Sometimes a service dog in training comes for a sleepover. Often times, the visitor is still a youngster who chews through Sir T’s toys, nudges him off his favorite bed and occasionally does the unthinkable: piddles on the carpet. But Thomas maintains his dignity.
Until then two head out into the yard. Then Tommy gets to step a paw back into puppyhood.
It’s a win-win. The real pup gets the opportunity to experience life in a house with a family, sometimes other four-footed creatures, and, yes, carpets. The grown-up dog gets to romp and act like a big kid.
Until they harness up. Thomas greets his vest with a wag as he dips his head for me to slip it on. The pups still need convincing that a vest is A) Not a toy B) Better than a toy C) Does not signify that it’s time to play with toys.

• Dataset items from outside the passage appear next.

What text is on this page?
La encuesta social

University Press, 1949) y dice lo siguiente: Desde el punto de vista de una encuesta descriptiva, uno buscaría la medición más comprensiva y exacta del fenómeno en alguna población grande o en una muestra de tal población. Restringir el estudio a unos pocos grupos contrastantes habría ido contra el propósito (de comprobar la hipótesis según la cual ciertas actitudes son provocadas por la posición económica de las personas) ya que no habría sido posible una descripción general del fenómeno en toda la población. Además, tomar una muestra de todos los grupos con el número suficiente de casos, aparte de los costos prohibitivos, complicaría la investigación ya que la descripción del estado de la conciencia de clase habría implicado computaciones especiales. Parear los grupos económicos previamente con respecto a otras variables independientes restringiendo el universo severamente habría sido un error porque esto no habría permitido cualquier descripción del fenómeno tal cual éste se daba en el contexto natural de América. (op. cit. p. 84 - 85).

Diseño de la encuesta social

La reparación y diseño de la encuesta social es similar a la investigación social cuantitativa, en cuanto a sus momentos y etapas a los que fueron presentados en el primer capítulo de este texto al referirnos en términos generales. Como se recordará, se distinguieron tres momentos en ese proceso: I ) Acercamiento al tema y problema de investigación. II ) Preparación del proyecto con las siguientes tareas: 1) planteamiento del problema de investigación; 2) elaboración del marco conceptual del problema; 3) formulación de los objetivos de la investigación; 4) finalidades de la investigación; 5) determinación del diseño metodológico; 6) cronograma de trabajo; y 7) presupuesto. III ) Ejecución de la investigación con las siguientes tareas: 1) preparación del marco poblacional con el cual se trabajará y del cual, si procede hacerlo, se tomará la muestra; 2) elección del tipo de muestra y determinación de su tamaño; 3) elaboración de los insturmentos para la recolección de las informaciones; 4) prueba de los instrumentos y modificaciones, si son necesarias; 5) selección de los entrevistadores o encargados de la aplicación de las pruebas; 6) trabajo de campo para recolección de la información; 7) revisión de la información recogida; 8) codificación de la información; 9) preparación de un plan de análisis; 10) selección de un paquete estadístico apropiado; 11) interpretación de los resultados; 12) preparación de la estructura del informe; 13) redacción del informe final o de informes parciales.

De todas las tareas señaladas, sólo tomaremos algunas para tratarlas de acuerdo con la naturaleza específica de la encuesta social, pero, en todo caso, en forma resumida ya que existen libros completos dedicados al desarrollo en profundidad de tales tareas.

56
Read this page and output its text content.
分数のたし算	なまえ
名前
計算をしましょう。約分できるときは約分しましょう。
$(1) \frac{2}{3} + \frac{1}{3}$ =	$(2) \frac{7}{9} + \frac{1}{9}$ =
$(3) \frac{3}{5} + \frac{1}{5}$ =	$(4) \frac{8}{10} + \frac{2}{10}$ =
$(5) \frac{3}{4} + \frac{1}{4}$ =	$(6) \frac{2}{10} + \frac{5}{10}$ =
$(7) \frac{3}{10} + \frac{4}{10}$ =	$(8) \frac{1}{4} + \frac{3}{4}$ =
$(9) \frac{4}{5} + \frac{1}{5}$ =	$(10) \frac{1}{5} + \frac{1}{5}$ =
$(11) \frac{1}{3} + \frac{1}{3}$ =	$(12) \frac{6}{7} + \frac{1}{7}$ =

Not only is Sir T. ridiculously patient as I fumble and wrestle my fingers into a grip-and-slip move that secures the clasps with two clicks, he waits as the pup gets clipped in.
And then Mentor kicks in. Sir Thomas can gets distracted easily. Especially outdoors. Particularly outdoors on busy downtown sidewalk. Oh, the smells. Oh, the sounds. Oh, the colors.
When a trainee is behind him, though, he behaves like a prince. He doesn’t launch his nose toward the grill aromas wafting from a local restaurant, he walks on, past the outstretched hands of strangers. He knows he’s being watched, mimicked. The true magic happens when Mentor Service Dog shifts to Service Dog. Sometime during the outing, my meds wane and I shift from mobile to not. With the words, “Tommy, I need you,” he is beside me. His energy funnels into listening for which way we’re to go, to whether he needs to brace or step forward for me. It is in those moments when our energy connects and he’s doing what he’s been entrusted to do that he’s performing his best role as Mentor.